According to him, it is not uncommon for trust companies or professional will-writing service providers to draft a client’s will on the cheap and then provide depository services. The drawback here is that the client is often subjected to heavy retrieval charges, sometimes running into thousands of ringgit.

“Our rates are exactly as advertised, with no hidden costs or fees. We offer a monthly, yearly or a one-time lifetime payment package. These are the only rates the clients have to pay. There is no additional fee to have the will extracted. Further, a client will be able to search, retrieve or deposit the will as many times as they like,” says Su.

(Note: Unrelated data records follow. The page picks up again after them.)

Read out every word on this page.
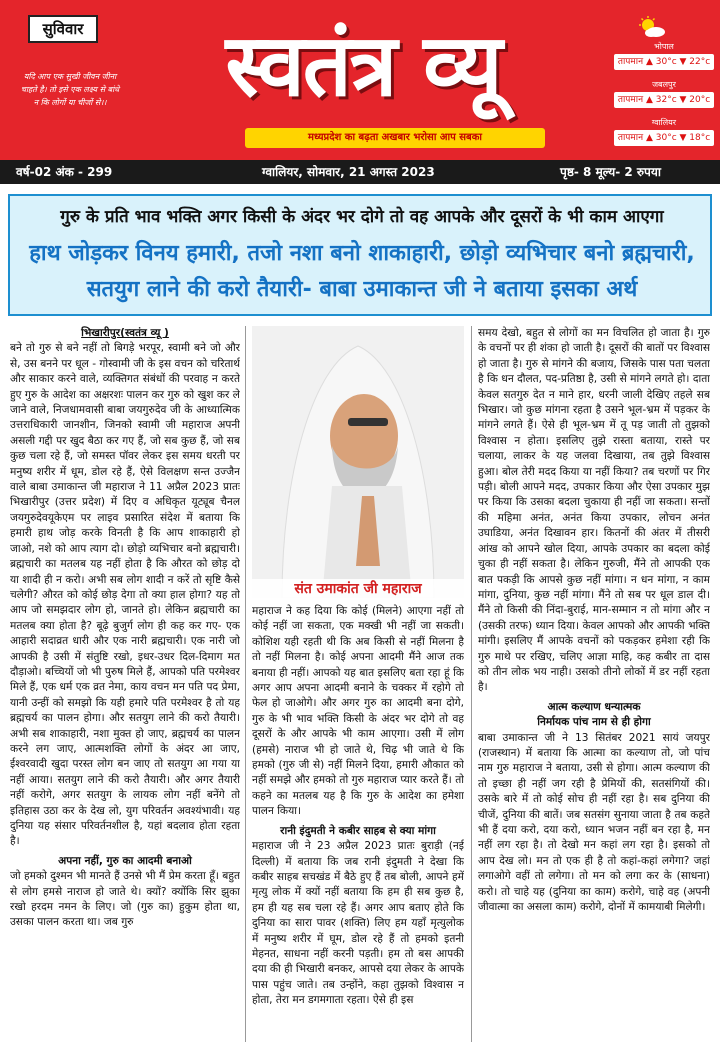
सुविवार
यदि आप एक सुखी जीवन जीना चाहते है। तो इसे एक लक्ष्य से बांधे न कि लोगों या चीजों से।।	स्वतंत्र व्यू
मध्यप्रदेश का बढ़ता अखबार भरोसा आप सबका
भोपाल
तापमान ▲ 30°c ▼ 22°c
जबलपुर
तापमान ▲ 32°c ▼ 20°c
ग्वालियर
तापमान ▲ 30°c ▼ 18°c
वर्ष-02 अंक - 299	ग्वालियर, सोमवार, 21 अगस्त 2023	पृष्ठ- 8 मूल्य- 2 रुपया
गुरु के प्रति भाव भक्ति अगर किसी के अंदर भर दोगे तो वह आपके और दूसरों के भी काम आएगा
हाथ जोड़कर विनय हमारी, तजो नशा बनो शाकाहारी, छोड़ो व्यभिचार बनो ब्रह्मचारी,
सतयुग लाने की करो तैयारी- बाबा उमाकान्त जी ने बताया इसका अर्थ

भिखारीपुर(स्वतंत्र व्यू )

बने तो गुरु से बने नहीं तो बिगड़े भरपूर, स्वामी बने जो और से, उस बनने पर धूल - गोस्वामी जी के इस वचन को चरितार्थ और साकार करने वाले, व्यक्तिगत संबंधों की परवाह न करते हुए गुरु के आदेश का अक्षरशः पालन कर गुरु को खुश कर ले जाने वाले, निजधामवासी बाबा जयगुरुदेव जी के आध्यात्मिक उत्तराधिकारी जानशीन, जिनको स्वामी जी महाराज अपनी असली गद्दी पर खुद बैठा कर गए हैं, जो सब कुछ हैं, जो सब कुछ चला रहे हैं, जो समस्त पॉवर लेकर इस समय धरती पर मनुष्य शरीर में धूम, डोल रहे हैं, ऐसे विलक्षण सन्त उज्जैन वाले बाबा उमाकान्त जी महाराज ने 11 अप्रैल 2023 प्रातः भिखारीपुर (उत्तर प्रदेश) में दिए व अधिकृत यूट्यूब चैनल जयगुरुदेवयूकेएम पर लाइव प्रसारित संदेश में बताया कि हमारी हाथ जोड़ करके विनती है कि आप शाकाहारी हो जाओ, नशे को आप त्याग दो। छोड़ो व्यभिचार बनो ब्रह्मचारी। ब्रह्मचारी का मतलब यह नहीं होता है कि औरत को छोड़ दो या शादी ही न करो। अभी सब लोग शादी न करें तो सृष्टि कैसे चलेगी? औरत को कोई छोड़ देगा तो क्या हाल होगा? यह तो आप जो समझदार लोग हो, जानते हो। लेकिन ब्रह्मचारी का मतलब क्या होता है? बूढ़े बुजुर्ग लोग ही कह कर गए- एक आहारी सदाव्रत धारी और एक नारी ब्रह्मचारी। एक नारी जो आपकी है उसी में संतुष्टि रखो, इधर-उधर दिल-दिमाग मत दौड़ाओ। बच्चियों जो भी पुरुष मिले हैं, आपको पति परमेश्वर मिले हैं, एक धर्म एक व्रत नेमा, काय वचन मन पति पद प्रेमा, यानी उन्हीं को समझो कि यही हमारे पति परमेश्वर है तो यह ब्रह्मचर्य का पालन होगा। और सतयुग लाने की करो तैयारी। अभी सब शाकाहारी, नशा मुक्त हो जाए, ब्रह्मचर्य का पालन करने लग जाए, आत्मशक्ति लोगों के अंदर आ जाए, ईश्वरवादी खुदा परस्त लोग बन जाए तो सतयुग आ गया या नहीं आया। सतयुग लाने की करो तैयारी। और अगर तैयारी नहीं करोगे, अगर सतयुग के लायक लोग नहीं बनेंगे तो इतिहास उठा कर के देख लो, युग परिवर्तन अवश्यंभावी। यह दुनिया यह संसार परिवर्तनशील है, यहां बदलाव होता रहता है।

अपना नहीं, गुरु का आदमी बनाओ

जो हमको दुश्मन भी मानते हैं उनसे भी मैं प्रेम करता हूँ। बहुत से लोग हमसे नाराज हो जाते थे। क्यों? क्योंकि सिर झुका रखो हरदम नमन के लिए। जो (गुरु का) हुकुम होता था, उसका पालन करता था। जब गुरु

संत उमाकांत जी महाराज

महाराज ने कह दिया कि कोई (मिलने) आएगा नहीं तो कोई नहीं जा सकता, एक मक्खी भी नहीं जा सकती। कोशिश यही रहती थी कि अब किसी से नहीं मिलना है तो नहीं मिलना है। कोई अपना आदमी मैंने आज तक बनाया ही नहीं। आपको यह बात इसलिए बता रहा हूं कि अगर आप अपना आदमी बनाने के चक्कर में रहोगे तो फेल हो जाओगे। और अगर गुरु का आदमी बना दोगे, गुरु के भी भाव भक्ति किसी के अंदर भर दोगे तो वह दूसरों के और आपके भी काम आएगा। उसी में लोग (हमसे) नाराज भी हो जाते थे, चिढ़ भी जाते थे कि हमको (गुरु जी से) नहीं मिलने दिया, हमारी औकात को नहीं समझे और हमको तो गुरु महाराज प्यार करते हैं। तो कहने का मतलब यह है कि गुरु के आदेश का हमेशा पालन किया।

रानी इंदुमती ने कबीर साहब से क्या मांगा

महाराज जी ने 23 अप्रैल 2023 प्रातः बुराड़ी (नई दिल्ली) में बताया कि जब रानी इंदुमती ने देखा कि कबीर साहब सचखंड में बैठे हुए हैं तब बोली, आपने हमें मृत्यु लोक में क्यों नहीं बताया कि हम ही सब कुछ है, हम ही यह सब चला रहे हैं। अगर आप बताए होते कि दुनिया का सारा पावर (शक्ति) लिए हम यहाँ मृत्युलोक में मनुष्य शरीर में घूम, डोल रहे हैं तो हमको इतनी मेहनत, साधना नहीं करनी पड़ती। हम तो बस आपकी दया की ही भिखारी बनकर, आपसे दया लेकर के आपके पास पहुंच जाते। तब उन्होंने, कहा तुझको विश्वास न होता, तेरा मन डगमगाता रहता। ऐसे ही इस

समय देखो, बहुत से लोगों का मन विचलित हो जाता है। गुरु के वचनों पर ही शंका हो जाती है। दूसरों की बातों पर विश्वास हो जाता है। गुरु से मांगने की बजाय, जिसके पास पता चलता है कि धन दौलत, पद-प्रतिष्ठा है, उसी से मांगने लगते हो। दाता केवल सतगुरु देत न माने हार, धरनी जाली देखिए तहले सब भिखार। जो कुछ मांगना रहता है उसने भूल-भ्रम में पड़कर के मांगने लगते हैं। ऐसे ही भूल-भ्रम में तू पड़ जाती तो तुझको विश्वास न होता। इसलिए तुझे रास्ता बताया, रास्ते पर चलाया, लाकर के यह जलवा दिखाया, तब तुझे विश्वास हुआ। बोल तेरी मदद किया या नहीं किया? तब चरणों पर गिर पड़ी। बोली आपने मदद, उपकार किया और ऐसा उपकार मुझ पर किया कि उसका बदला चुकाया ही नहीं जा सकता। सन्तों की महिमा अनंत, अनंत किया उपकार, लोचन अनंत उघाडिया, अनंत दिखावन हार। कितनों की अंतर में तीसरी आंख को आपने खोल दिया, आपके उपकार का बदला कोई चुका ही नहीं सकता है। लेकिन गुरुजी, मैंने तो आपकी एक बात पकड़ी कि आपसे कुछ नहीं मांगा। न धन मांगा, न काम मांगा, दुनिया, कुछ नहीं मांगा। मैंने तो सब पर धूल डाल दी। मैंने तो किसी की निंदा-बुराई, मान-सम्मान न तो मांगा और न (उसकी तरफ) ध्यान दिया। केवल आपको और आपकी भक्ति मांगी। इसलिए मैं आपके वचनों को पकड़कर हमेशा रही कि गुरु माथे पर रखिए, चलिए आज्ञा माहि, कह कबीर ता दास को तीन लोक भय नाही। उसको तीनो लोकों में डर नहीं रहता है।

आत्म कल्याण धन्यात्मक

निर्मायक पांच नाम से ही होगा

बाबा उमाकान्त जी ने 13 सितंबर 2021 सायं जयपुर (राजस्थान) में बताया कि आत्मा का कल्याण तो, जो पांच नाम गुरु महाराज ने बताया, उसी से होगा। आत्म कल्याण की तो इच्छा ही नहीं जग रही है प्रेमियों की, सतसंगियों की। उसके बारे में तो कोई सोच ही नहीं रहा है। सब दुनिया की चीजें, दुनिया की बातें। जब सतसंग सुनाया जाता है तब कहते भी हैं दया करो, दया करो, ध्यान भजन नहीं बन रहा है, मन नहीं लग रहा है। तो देखो मन कहां लग रहा है। इसको तो आप देख लो। मन तो एक ही है तो कहां-कहां लगेगा? जहां लगाओगे वहीं तो लगेगा। तो मन को लगा कर के (साधना) करो। तो चाहे यह (दुनिया का काम) करोगे, चाहे वह (अपनी जीवात्मा का असला काम) करोगे, दोनों में कामयाबी मिलेगी।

There is a one-time registration fee of RM133.33 while will storage is available for as low as RM3.33 a month.

WillKey, however, is not responsible for the validity of the will, says Su. “We are not concerned with the validity of the will. We leave that to the professional will writers who draft these documents.”

A key risk in all this is what happens to WillKey’s clients in the event that the company goes under. “We are simply a custodian. The wills do not belong to us, so these properties cannot be seized by creditors. We also have plans in place to notify clients to retrieve their wills in the event that we go into liquidation,” says Su.

He adds that WillKey does not have any financing or loan obligations. So while its high-security vault is a significant upfront cost, the company is currently not exposed to creditor risks.

Su plans to reach out to large employers to leverage their large headcounts. “Wills registry and custodian services is a volume game after all. These broader initiatives are in the pipeline. We are happy to offer our services and are able to partner any institution to provide our services,” he says.